This book informs students and scholars of early childhood education about the vital influences that imagination in preschool education has exerted upon the lives of various populations. It explores the deeper imaginations of scholars of philosophy and theory, and describes how their work has found its way into present-day classroom practices. The imagination of early philosophers, writers, and teachers, like Aesop, Plato, Socrates, Rousseau, and Locke, are considered in terms of how they affected the theories of Comenius, Oberlin, Pestalozzi, Froebel, Montessori, Freud, Piaget, and Erikson. These thinkers are integrated throughout the text in their proper historical and philosophical periods.

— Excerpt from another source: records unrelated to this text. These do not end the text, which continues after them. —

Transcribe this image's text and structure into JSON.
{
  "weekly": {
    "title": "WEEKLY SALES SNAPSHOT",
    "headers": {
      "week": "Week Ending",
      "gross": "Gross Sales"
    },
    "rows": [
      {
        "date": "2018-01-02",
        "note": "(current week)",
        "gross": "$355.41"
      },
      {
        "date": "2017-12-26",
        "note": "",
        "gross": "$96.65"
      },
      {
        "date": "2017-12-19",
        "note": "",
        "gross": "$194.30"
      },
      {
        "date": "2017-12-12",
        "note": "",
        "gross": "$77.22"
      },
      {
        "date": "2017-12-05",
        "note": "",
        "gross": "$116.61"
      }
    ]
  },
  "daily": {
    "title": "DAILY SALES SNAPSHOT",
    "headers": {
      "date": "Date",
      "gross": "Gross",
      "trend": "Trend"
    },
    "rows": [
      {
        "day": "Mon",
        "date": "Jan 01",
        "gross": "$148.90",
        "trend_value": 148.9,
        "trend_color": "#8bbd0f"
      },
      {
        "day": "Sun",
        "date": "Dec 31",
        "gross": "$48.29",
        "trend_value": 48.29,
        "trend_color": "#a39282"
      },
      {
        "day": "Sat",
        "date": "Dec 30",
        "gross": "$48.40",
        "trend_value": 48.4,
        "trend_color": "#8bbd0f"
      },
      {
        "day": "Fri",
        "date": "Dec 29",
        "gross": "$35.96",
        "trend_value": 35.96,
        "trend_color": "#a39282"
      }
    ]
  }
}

A steady stream of white poor from Europe, and blacks from southern plantations, created an overwhelming poverty population in our cities in the late 1800s and early 1900s. Newly transplanted families were aided by kindergarten philanthropists who contributed and raised funds for nursery schools and food programs in settlement houses. These neighborhood centers, first imagined by Jacob Riis and Jane Addams, were copied by various community institutions including churches and soon gave shelter to the first kindergartens and nursery schools. Childcare for poor immigrant families was championed by people like the Peabody sisters, Susan Blow, Horace Mann, Ralph Waldo Emerson, Lucy Wheelock, William T. Harris, Maria Kraus-Boelte, Matilda Kriege, Henry Barnard, and Pauline Agassiz Shaw, just to name a few. This book also reports on the work of Itard and Sicard, who inspired Maria Montessori in their dedicated work with children of the impoverished and learning disabled. An extensive reference list is provided for advanced scholarly exploration.
About the Author
HARRY MORGAN is Professor of Early Childhood Education at the State University of West Georgia. He is the author of Historical Perspectives on the Education of Black Children (Greenwood 1995) and Cognitive Styles of Classroom Learning (Greenwood 1997).